"...Bedeviyetin lâzımı olan selâmet-i fıtrat; ve zaruretin semeresi olan hafiflik ve cüret-i teşebbüsle mücehhez olan istidad-ı fıtrîdir." Buradaki "hafifliği" nasıl anlamalıyız?
Değerli Kardeşimiz;
"Dördüncüsü: Ehl-i tevhidin düsturu olan tevhid-i kelime ve zeminin hasiyeti olan itidal ve tâdil-i mizaç; ve zamanın ziyası olan tenevvür-ü ezhan; ve medeniyetin kanunu olan telâhuk-u efkâr; ve bedeviyetin lâzımı olan selâmet-i fıtrat; ve zaruretin semeresi olan hafiflik ve cüret-i teşebbüs ile mücehhez olan istidad-ı fıtrîdir."(1)

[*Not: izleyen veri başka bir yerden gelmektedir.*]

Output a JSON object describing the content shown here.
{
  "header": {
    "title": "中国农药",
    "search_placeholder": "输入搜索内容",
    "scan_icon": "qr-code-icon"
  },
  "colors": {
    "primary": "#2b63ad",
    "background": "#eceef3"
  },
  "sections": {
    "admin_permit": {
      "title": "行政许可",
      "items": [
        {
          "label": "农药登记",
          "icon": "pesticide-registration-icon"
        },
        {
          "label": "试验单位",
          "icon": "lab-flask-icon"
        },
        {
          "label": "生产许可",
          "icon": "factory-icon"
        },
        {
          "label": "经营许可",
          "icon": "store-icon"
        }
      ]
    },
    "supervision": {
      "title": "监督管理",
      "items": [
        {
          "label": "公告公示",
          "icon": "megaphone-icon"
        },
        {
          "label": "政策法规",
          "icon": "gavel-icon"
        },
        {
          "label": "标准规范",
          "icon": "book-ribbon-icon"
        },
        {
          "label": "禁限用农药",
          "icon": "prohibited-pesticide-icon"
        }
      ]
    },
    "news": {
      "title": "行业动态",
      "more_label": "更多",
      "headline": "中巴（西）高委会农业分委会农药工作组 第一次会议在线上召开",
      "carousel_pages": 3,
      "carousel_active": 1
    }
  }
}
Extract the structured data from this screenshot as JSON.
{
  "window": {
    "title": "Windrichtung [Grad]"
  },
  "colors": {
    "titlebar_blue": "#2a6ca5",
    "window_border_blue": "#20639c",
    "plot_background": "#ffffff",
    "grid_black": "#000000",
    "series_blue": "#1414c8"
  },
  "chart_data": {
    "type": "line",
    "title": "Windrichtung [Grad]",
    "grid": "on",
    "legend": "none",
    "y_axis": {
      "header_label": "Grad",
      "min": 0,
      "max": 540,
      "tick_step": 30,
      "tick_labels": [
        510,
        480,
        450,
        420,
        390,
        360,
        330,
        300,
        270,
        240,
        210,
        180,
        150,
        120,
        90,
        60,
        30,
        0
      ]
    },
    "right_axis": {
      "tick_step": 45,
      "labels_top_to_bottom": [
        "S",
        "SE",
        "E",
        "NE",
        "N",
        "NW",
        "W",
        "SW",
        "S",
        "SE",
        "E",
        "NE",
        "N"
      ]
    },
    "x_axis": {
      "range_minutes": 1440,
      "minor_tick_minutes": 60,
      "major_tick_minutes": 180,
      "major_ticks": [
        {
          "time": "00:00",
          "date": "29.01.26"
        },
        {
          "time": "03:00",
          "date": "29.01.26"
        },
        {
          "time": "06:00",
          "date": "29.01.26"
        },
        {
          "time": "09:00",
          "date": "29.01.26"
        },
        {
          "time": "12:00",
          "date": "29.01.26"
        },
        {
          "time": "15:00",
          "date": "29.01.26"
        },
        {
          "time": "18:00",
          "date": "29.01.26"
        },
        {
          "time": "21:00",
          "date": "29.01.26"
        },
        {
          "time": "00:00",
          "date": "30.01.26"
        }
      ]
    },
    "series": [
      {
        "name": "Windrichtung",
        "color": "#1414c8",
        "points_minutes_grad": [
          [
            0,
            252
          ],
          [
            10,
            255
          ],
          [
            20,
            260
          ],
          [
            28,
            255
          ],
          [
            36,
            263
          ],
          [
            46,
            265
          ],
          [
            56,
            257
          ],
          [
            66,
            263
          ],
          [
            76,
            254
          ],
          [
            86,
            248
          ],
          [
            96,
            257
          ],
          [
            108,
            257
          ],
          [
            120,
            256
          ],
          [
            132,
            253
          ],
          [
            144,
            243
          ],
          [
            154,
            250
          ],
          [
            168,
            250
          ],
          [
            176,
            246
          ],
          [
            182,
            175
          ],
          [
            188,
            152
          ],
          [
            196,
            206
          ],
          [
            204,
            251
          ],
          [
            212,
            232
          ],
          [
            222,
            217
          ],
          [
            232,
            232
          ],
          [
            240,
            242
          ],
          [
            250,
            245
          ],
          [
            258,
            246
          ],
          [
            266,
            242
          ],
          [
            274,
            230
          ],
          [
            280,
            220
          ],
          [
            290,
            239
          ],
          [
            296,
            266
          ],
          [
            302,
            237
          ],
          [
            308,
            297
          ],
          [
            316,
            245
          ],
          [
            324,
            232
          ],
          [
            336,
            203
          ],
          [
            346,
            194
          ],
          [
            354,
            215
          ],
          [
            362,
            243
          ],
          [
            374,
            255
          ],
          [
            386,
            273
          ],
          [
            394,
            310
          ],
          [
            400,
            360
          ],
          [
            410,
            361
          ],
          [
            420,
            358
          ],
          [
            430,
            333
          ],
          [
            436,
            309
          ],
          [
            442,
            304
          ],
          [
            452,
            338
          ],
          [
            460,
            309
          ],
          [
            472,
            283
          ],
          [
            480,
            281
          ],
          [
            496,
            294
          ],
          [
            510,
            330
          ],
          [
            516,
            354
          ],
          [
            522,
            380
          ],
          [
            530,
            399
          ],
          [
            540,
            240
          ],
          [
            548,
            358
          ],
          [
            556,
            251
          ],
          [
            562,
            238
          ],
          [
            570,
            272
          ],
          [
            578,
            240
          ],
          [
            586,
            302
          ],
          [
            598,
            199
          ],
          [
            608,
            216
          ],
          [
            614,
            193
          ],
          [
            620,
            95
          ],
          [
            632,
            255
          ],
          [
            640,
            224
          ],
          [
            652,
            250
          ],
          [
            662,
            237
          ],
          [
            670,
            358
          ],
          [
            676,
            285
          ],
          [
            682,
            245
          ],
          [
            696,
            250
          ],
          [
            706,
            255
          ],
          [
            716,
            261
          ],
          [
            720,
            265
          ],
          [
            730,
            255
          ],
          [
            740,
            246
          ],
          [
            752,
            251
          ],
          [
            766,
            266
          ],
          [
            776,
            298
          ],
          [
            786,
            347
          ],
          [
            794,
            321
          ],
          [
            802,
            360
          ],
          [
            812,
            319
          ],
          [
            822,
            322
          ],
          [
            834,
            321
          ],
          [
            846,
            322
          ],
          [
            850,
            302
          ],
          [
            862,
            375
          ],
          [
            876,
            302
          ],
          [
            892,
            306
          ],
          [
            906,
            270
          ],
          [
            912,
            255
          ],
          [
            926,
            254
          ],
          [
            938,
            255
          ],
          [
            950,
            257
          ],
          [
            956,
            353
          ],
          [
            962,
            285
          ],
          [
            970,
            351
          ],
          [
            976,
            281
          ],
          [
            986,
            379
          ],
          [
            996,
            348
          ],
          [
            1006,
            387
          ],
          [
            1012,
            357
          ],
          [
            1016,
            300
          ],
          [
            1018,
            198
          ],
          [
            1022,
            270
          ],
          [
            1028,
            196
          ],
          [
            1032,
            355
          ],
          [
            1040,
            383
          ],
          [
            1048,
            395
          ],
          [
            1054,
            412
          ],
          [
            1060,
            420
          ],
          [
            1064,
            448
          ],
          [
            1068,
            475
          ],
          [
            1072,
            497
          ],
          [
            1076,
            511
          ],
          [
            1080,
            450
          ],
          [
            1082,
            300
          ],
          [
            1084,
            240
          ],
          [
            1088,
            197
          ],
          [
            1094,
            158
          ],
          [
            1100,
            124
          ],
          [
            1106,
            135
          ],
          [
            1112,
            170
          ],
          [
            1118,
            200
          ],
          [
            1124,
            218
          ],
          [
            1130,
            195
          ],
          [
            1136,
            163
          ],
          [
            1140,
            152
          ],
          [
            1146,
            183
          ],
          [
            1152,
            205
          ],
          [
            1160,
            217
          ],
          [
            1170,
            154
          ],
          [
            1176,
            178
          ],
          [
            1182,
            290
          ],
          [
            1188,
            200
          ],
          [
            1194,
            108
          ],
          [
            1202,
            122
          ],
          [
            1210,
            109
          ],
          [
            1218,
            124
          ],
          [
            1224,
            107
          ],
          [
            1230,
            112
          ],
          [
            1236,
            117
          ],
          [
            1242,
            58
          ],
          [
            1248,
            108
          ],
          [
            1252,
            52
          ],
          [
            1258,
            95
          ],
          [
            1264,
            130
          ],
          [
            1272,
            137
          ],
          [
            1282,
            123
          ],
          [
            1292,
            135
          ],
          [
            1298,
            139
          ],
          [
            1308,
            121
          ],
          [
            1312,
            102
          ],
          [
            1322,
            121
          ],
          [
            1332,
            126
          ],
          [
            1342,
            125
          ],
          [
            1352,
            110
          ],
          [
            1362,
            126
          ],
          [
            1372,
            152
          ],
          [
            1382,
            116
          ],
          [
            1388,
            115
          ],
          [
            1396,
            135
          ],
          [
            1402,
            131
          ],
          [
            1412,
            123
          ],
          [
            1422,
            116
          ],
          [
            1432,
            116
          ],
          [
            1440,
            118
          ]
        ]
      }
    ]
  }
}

Zaruri ihtiyaçlara kanaat etmek, insan ve insanlık üstünde bir hafiflik oluşturur.
Mesela; bir aile babası ailesinin temel ve zaruri işleri için çalışsa yükü hafif olur; yok kanaatsizlik ve israftan gelen zaruri olmayan ihtiyaçlar için çalışsa yükü ağırlaşıp artar. Asya kıtasında İslam hükmettiği için, Avrupa'daki gibi lüks ve tüketim aşırılığı bulunmuyor; bu da Asya halkının geçim yükünü hafifletiyor. Yükü hafif olan, ağır olanı çabuk geçer. İnşallah Asya kıtası (İslam dünyası) Avrupa'yı diğer sebeplerin de yardımı ile çabuk geçecek.
(1) bk. Muhakemat, Birinci Makale (Unsuru'l-Belagat), Dokuzuncu Mukaddime.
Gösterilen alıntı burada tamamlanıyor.